Explicable Multi-Scale Attention-Based Deep Learning Framework for Medical Image Fusion and Diagnostic Feature Safeguarding Analysis in Multi-Modal Radiological Imaging
DOI:
https://doi.org/10.70917/ijcisim-2026-2490Abstract
Multi-modal radiological image fusion is intended to combine multiple complementary anatomical and functional modalities, such as computed tomography, magnetic resonance imaging, positron emission tomography and single-photon emission computed tomography, in a way that is diagnostic.

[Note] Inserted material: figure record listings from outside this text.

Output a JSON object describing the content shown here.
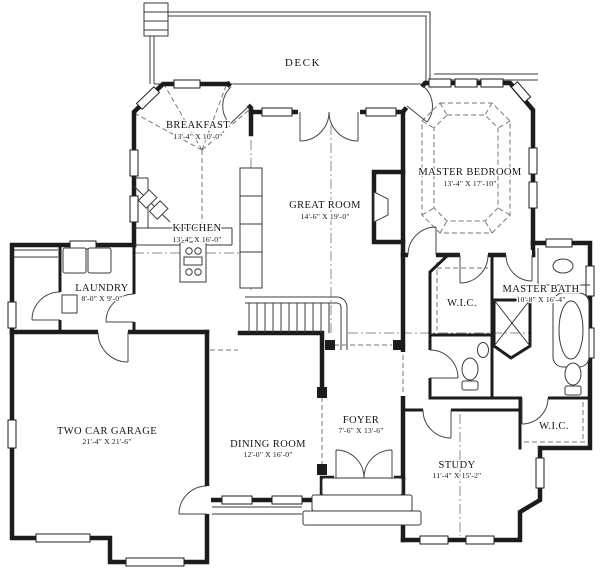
{
  "colors": {
    "wall": "#1c1c1c",
    "thin": "#3a3a3a",
    "dash": "#777777",
    "background": "#ffffff"
  },
  "rooms": [
    {
      "id": "deck",
      "name": "DECK",
      "dims": ""
    },
    {
      "id": "breakfast",
      "name": "BREAKFAST",
      "dims": "13'-4\" X 10'-0\""
    },
    {
      "id": "kitchen",
      "name": "KITCHEN",
      "dims": "13'-4\" X 16'-0\""
    },
    {
      "id": "great-room",
      "name": "GREAT ROOM",
      "dims": "14'-6\" X 19'-0\""
    },
    {
      "id": "master-bedroom",
      "name": "MASTER BEDROOM",
      "dims": "13'-4\" X 17'-10\""
    },
    {
      "id": "laundry",
      "name": "LAUNDRY",
      "dims": "8'-0\" X 9'-0\""
    },
    {
      "id": "wic-1",
      "name": "W.I.C.",
      "dims": ""
    },
    {
      "id": "master-bath",
      "name": "MASTER BATH",
      "dims": "10'-8\" X 16'-4\""
    },
    {
      "id": "garage",
      "name": "TWO CAR GARAGE",
      "dims": "21'-4\" X 21'-6\""
    },
    {
      "id": "dining-room",
      "name": "DINING ROOM",
      "dims": "12'-0\" X 16'-0\""
    },
    {
      "id": "foyer",
      "name": "FOYER",
      "dims": "7'-6\" X 13'-6\""
    },
    {
      "id": "study",
      "name": "STUDY",
      "dims": "11'-4\" X 15'-2\""
    },
    {
      "id": "wic-2",
      "name": "W.I.C.",
      "dims": ""
    }
  ]
}
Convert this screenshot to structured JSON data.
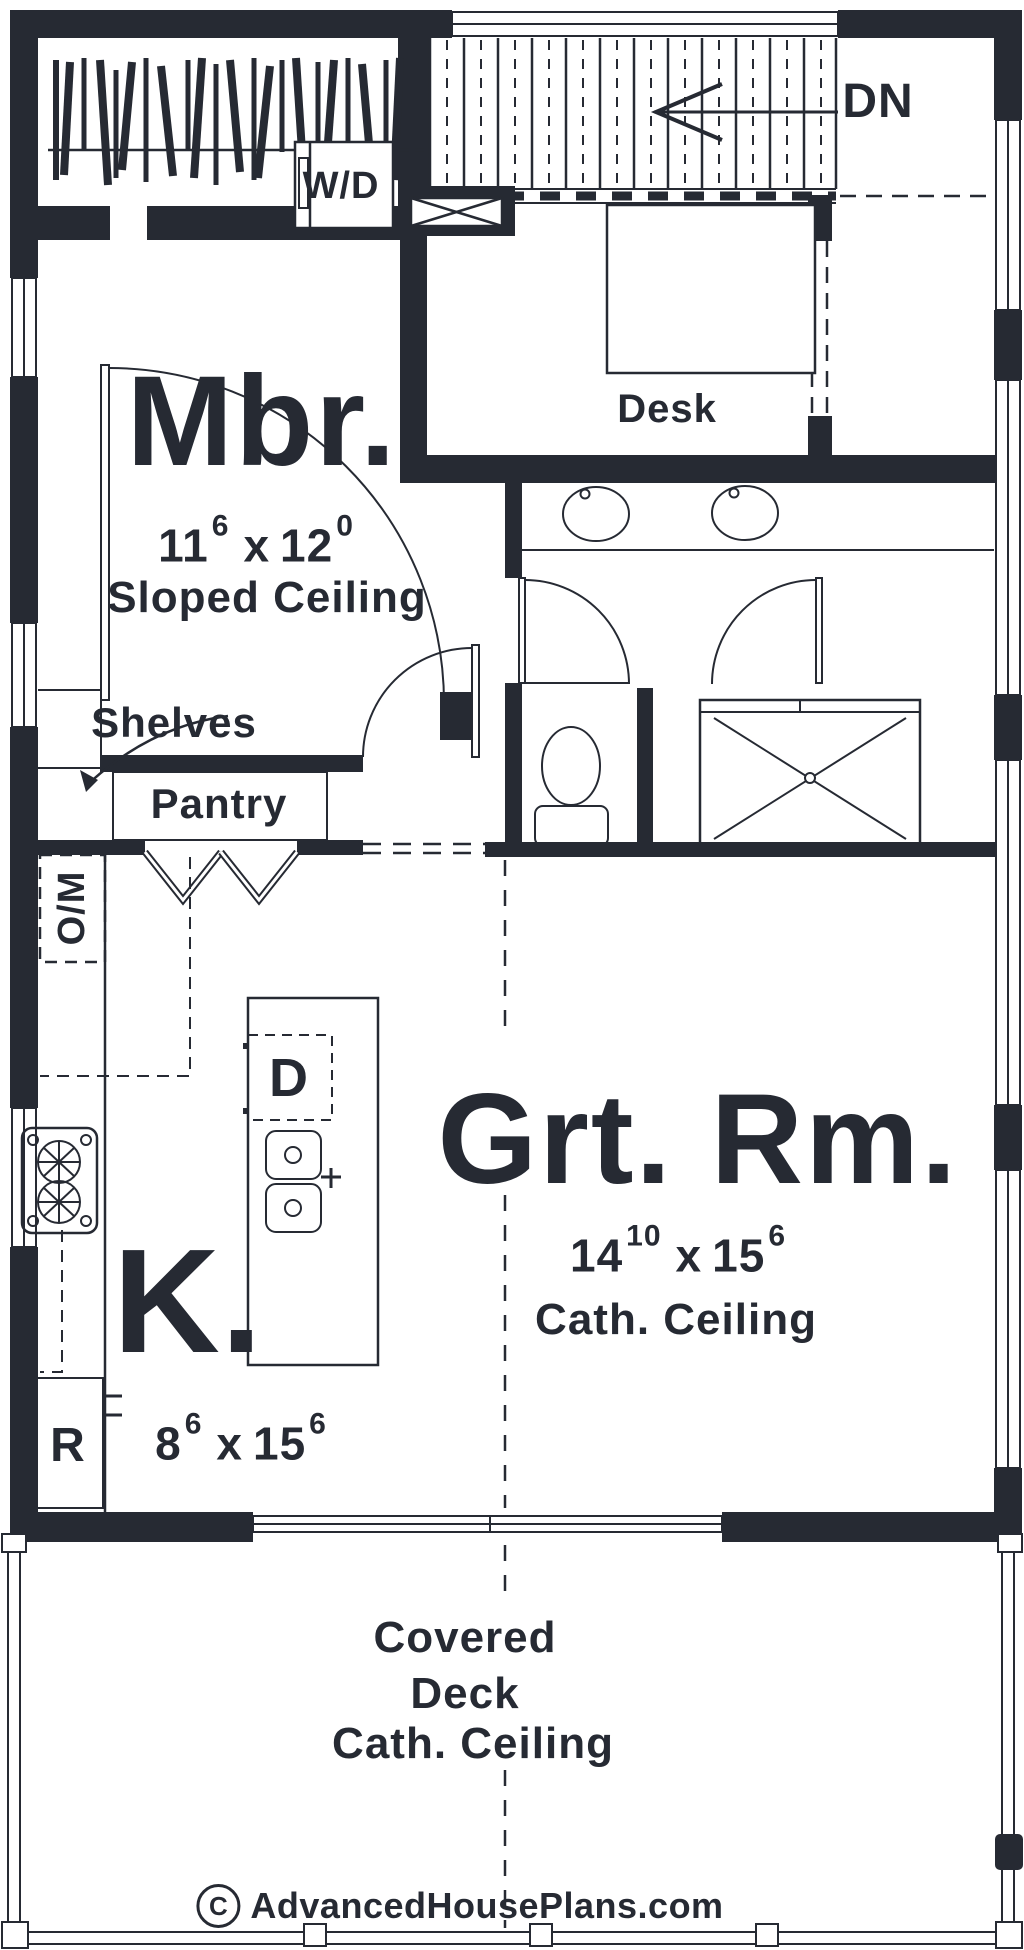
{
  "colors": {
    "ink": "#262a33",
    "background": "#ffffff"
  },
  "rooms": {
    "master": {
      "name": "Mbr.",
      "dim_a": "11",
      "dim_a_sup": "6",
      "times": "x",
      "dim_b": "12",
      "dim_b_sup": "0",
      "ceiling": "Sloped Ceiling"
    },
    "great_room": {
      "name": "Grt. Rm.",
      "dim_a": "14",
      "dim_a_sup": "10",
      "times": "x",
      "dim_b": "15",
      "dim_b_sup": "6",
      "ceiling": "Cath. Ceiling"
    },
    "kitchen": {
      "name": "K.",
      "dim_a": "8",
      "dim_a_sup": "6",
      "times": "x",
      "dim_b": "15",
      "dim_b_sup": "6"
    },
    "deck": {
      "line1": "Covered",
      "line2": "Deck",
      "line3": "Cath. Ceiling"
    }
  },
  "labels": {
    "washer_dryer": "W/D",
    "down": "DN",
    "desk": "Desk",
    "shelves": "Shelves",
    "pantry": "Pantry",
    "oven_microwave": "O/M",
    "dishwasher": "D",
    "refrigerator": "R"
  },
  "footer": {
    "copyright_symbol": "C",
    "site": "AdvancedHousePlans.com"
  }
}
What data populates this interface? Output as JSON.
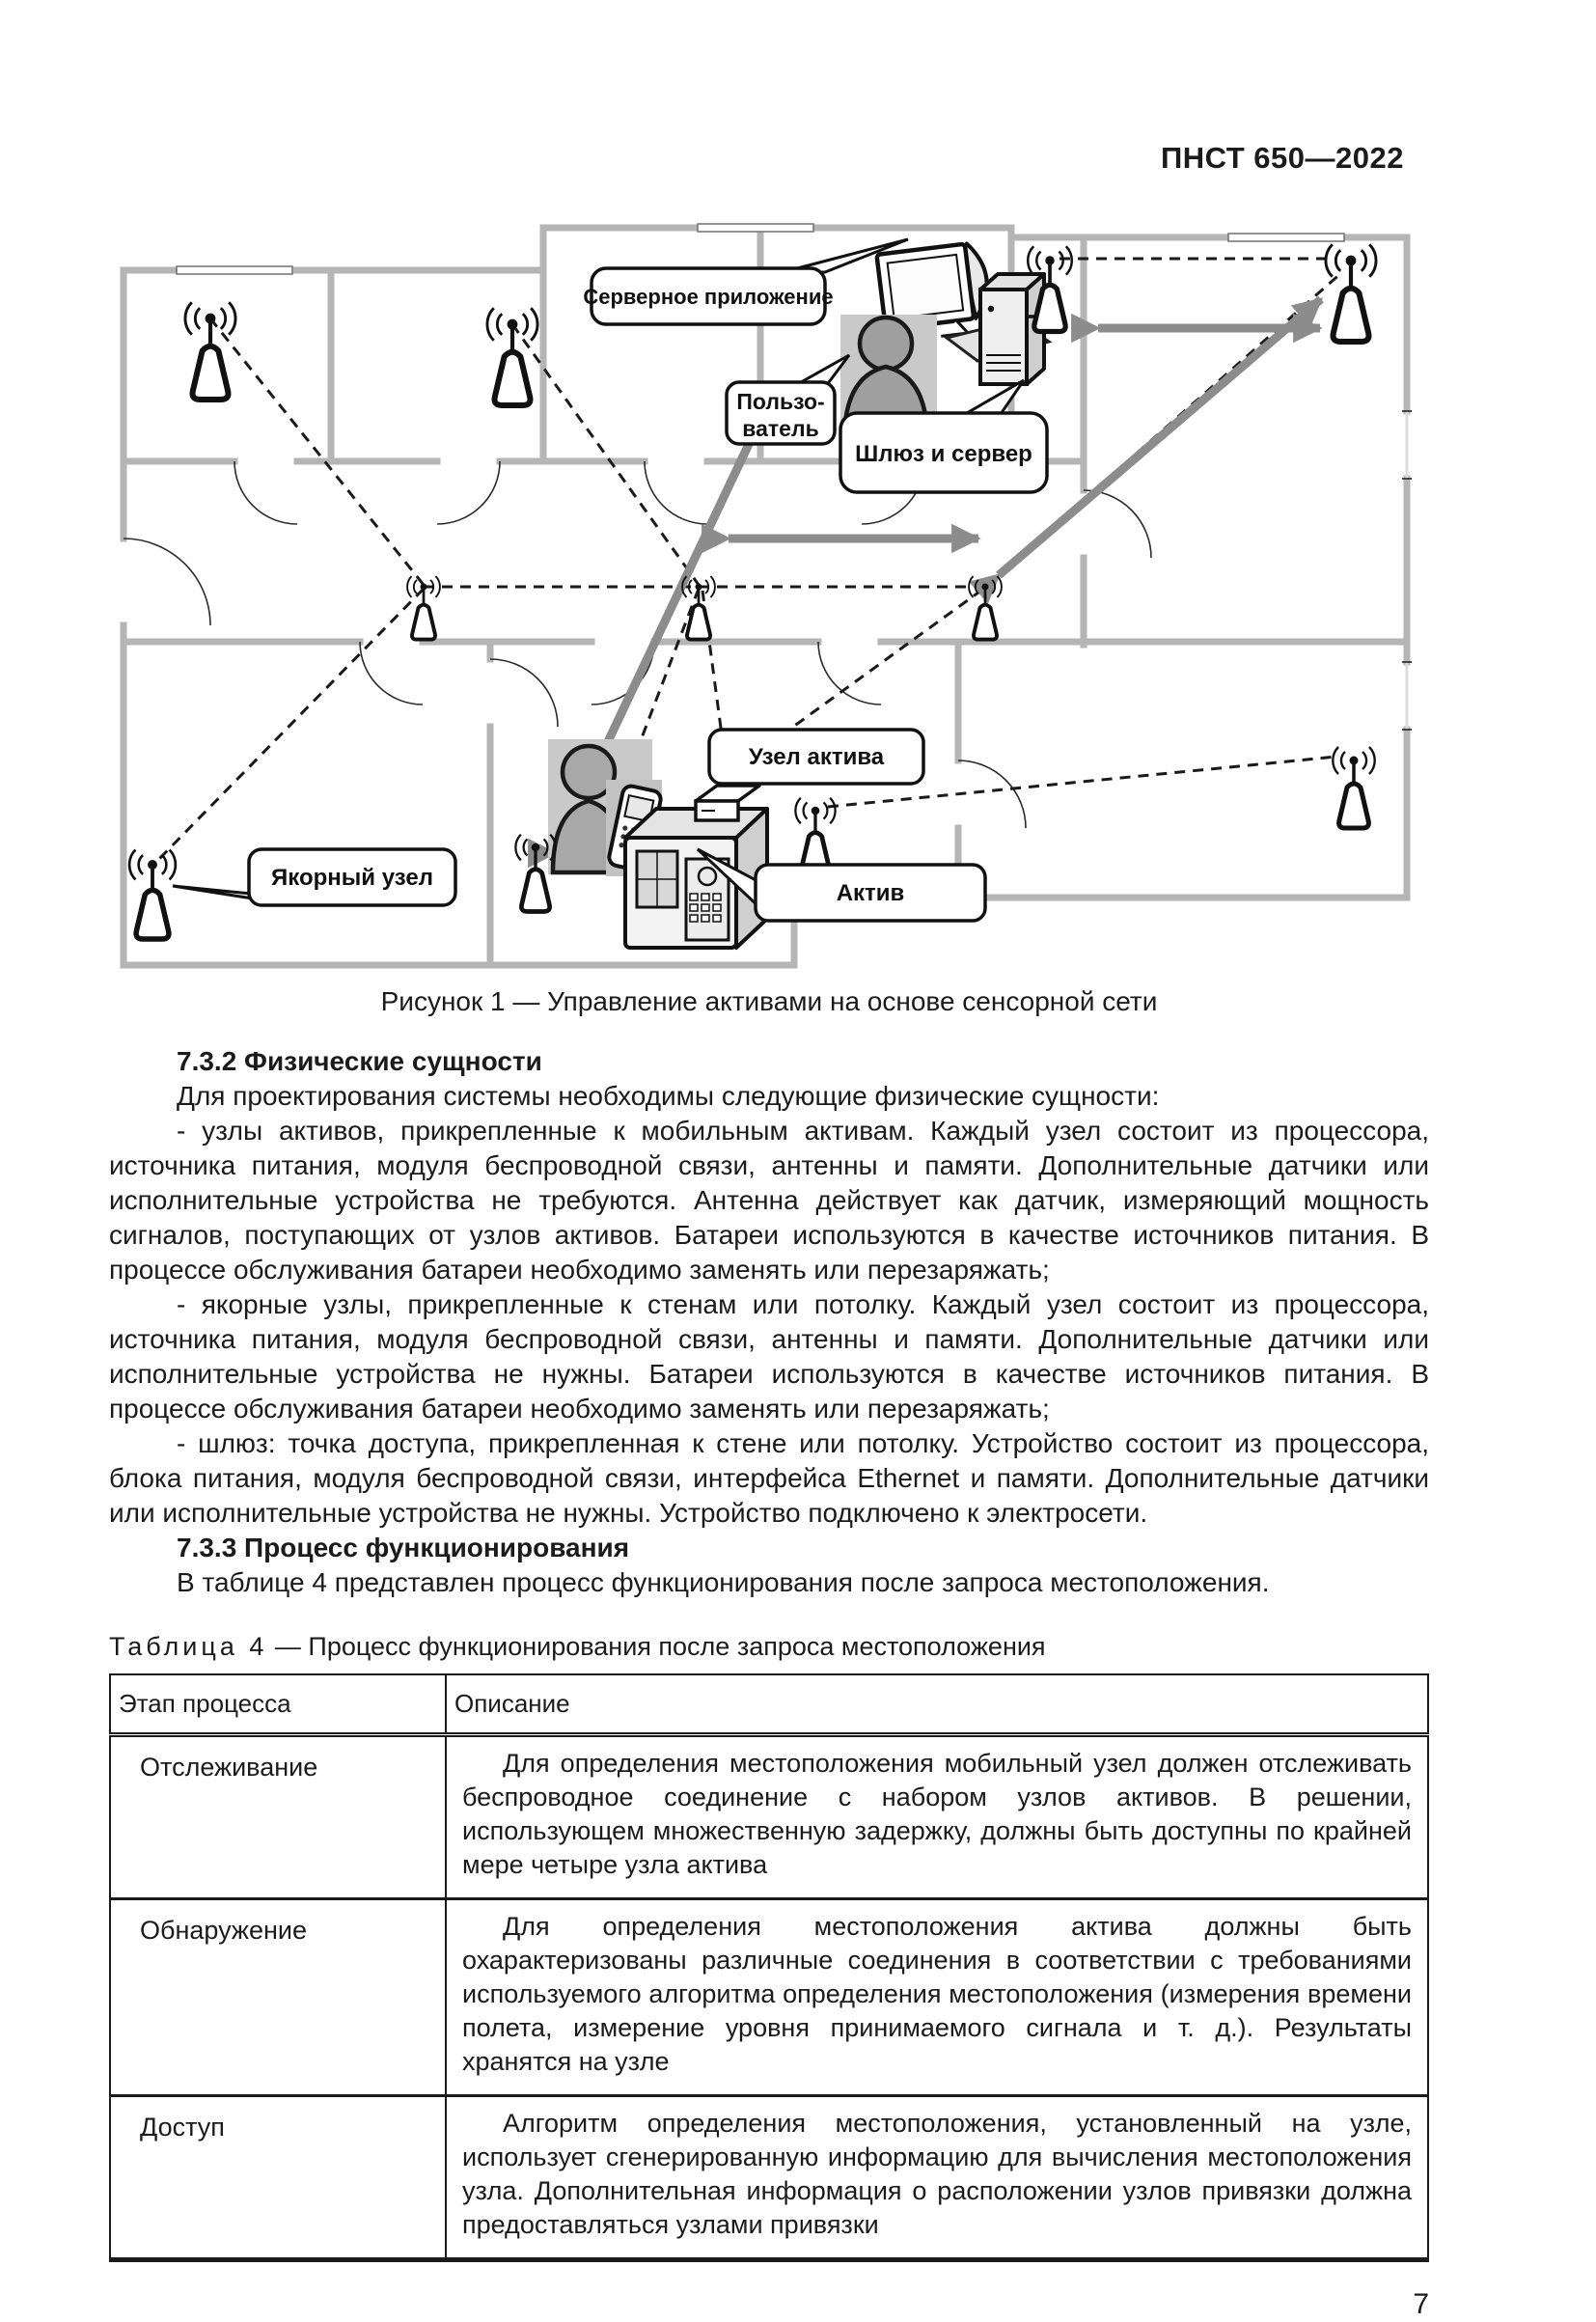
{
  "header": {
    "doc_code": "ПНСТ 650—2022"
  },
  "figure": {
    "caption": "Рисунок 1 — Управление активами на основе сенсорной сети",
    "labels": {
      "server_app": "Серверное приложение",
      "user_line1": "Пользо-",
      "user_line2": "ватель",
      "gateway_server": "Шлюз и сервер",
      "asset_node": "Узел актива",
      "anchor_node": "Якорный узел",
      "asset": "Актив"
    }
  },
  "sections": [
    {
      "heading": "7.3.2  Физические сущности",
      "paragraphs": [
        "Для проектирования системы необходимы следующие физические сущности:",
        "- узлы активов, прикрепленные к мобильным активам. Каждый узел состоит из процессора, источника питания, модуля беспроводной связи, антенны и памяти. Дополнительные датчики или исполнительные устройства не требуются. Антенна действует как датчик, измеряющий мощность сигналов, поступающих от узлов активов. Батареи используются в качестве источников питания. В процессе обслуживания батареи необходимо заменять или перезаряжать;",
        "- якорные узлы, прикрепленные к стенам или потолку. Каждый узел состоит из процессора, источника питания, модуля беспроводной связи, антенны и памяти. Дополнительные датчики или исполнительные устройства не нужны. Батареи используются в качестве источников питания. В процессе обслуживания батареи необходимо заменять или перезаряжать;",
        "- шлюз: точка доступа, прикрепленная к стене или потолку. Устройство состоит из процессора, блока питания, модуля беспроводной связи, интерфейса Ethernet и памяти. Дополнительные датчики или исполнительные устройства не нужны. Устройство подключено к электросети."
      ]
    },
    {
      "heading": "7.3.3  Процесс функционирования",
      "paragraphs": [
        "В таблице 4 представлен процесс функционирования после запроса местоположения."
      ]
    }
  ],
  "table": {
    "caption_label": "Таблица  4",
    "caption_text": "— Процесс функционирования после запроса местоположения",
    "columns": [
      "Этап процесса",
      "Описание"
    ],
    "rows": [
      {
        "stage": "Отслеживание",
        "description": "Для определения местоположения мобильный узел должен отслеживать беспроводное соединение с набором узлов активов. В решении, использующем множественную задержку, должны быть доступны по крайней мере четыре узла актива"
      },
      {
        "stage": "Обнаружение",
        "description": "Для определения местоположения актива должны быть охарактеризованы различные соединения в соответствии с требованиями используемого алгоритма определения местоположения (измерения времени полета, измерение уровня принимаемого сигнала и т. д.). Результаты хранятся на узле"
      },
      {
        "stage": "Доступ",
        "description": "Алгоритм определения местоположения, установленный на узле, использует сгенерированную информацию для вычисления местоположения узла. Дополнительная информация о расположении узлов привязки должна предоставляться узлами привязки"
      }
    ]
  },
  "footer": {
    "page_number": "7"
  }
}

While transform-domain based methods and the recent deep learning approaches have enhanced picture quality, these have yet not been interpretable, nor have they preserved the picture's diagnostic features well, nor have they provided sufficient multi-scale context modelling. In this paper, an Explainable Multi-Scale Attention Fusion Network (EMA-FuseNet) for simulation-based medical image fusion and diagnostic feature-preservation analysis is proposed. The framework features modality-specific pre-processing, affine+deformable registration, multi-scale encoder blocks, channel attention, spatial attention, cross-modal attention, edge-aware reconstruction, and build a explainability layer with Grad-CAM-style saliency, attention heatmaps and feature-attribution summaries. Hypothetical data of 1,000 paired radiological images were simulated for experimental validation and validation, consisting of 700 CT-MRI cases, 300 PET-MRI cases, and 200 CT-SPECT cases in 70/15/15 allocations for training, validation and test sets, respectively. The performance of the proposed scheme was evaluated by employing the PSNR, SSIM, MSE, entropy, mutual information, edge preservation index, feature similarity index along with the proposed Diagnostic Feature Retention Score. The simulated results demonstrated that EMA-FuseNet has superior SSIM (0.956), PSNR (39.2 dB), and DFRS (94.6) relative to the PCA baseline, the DWT baseline, the CNN baseline, the DenseFuse baseline, the SwinFusion baseline, and the generic TF baseline. The statistical testing showed that significant improvements would be obtained over the best transformer baseline. The study presents an equivalent clinically interpretable unified design that could be tested via future large-scale real multi-institutional radiological datasets.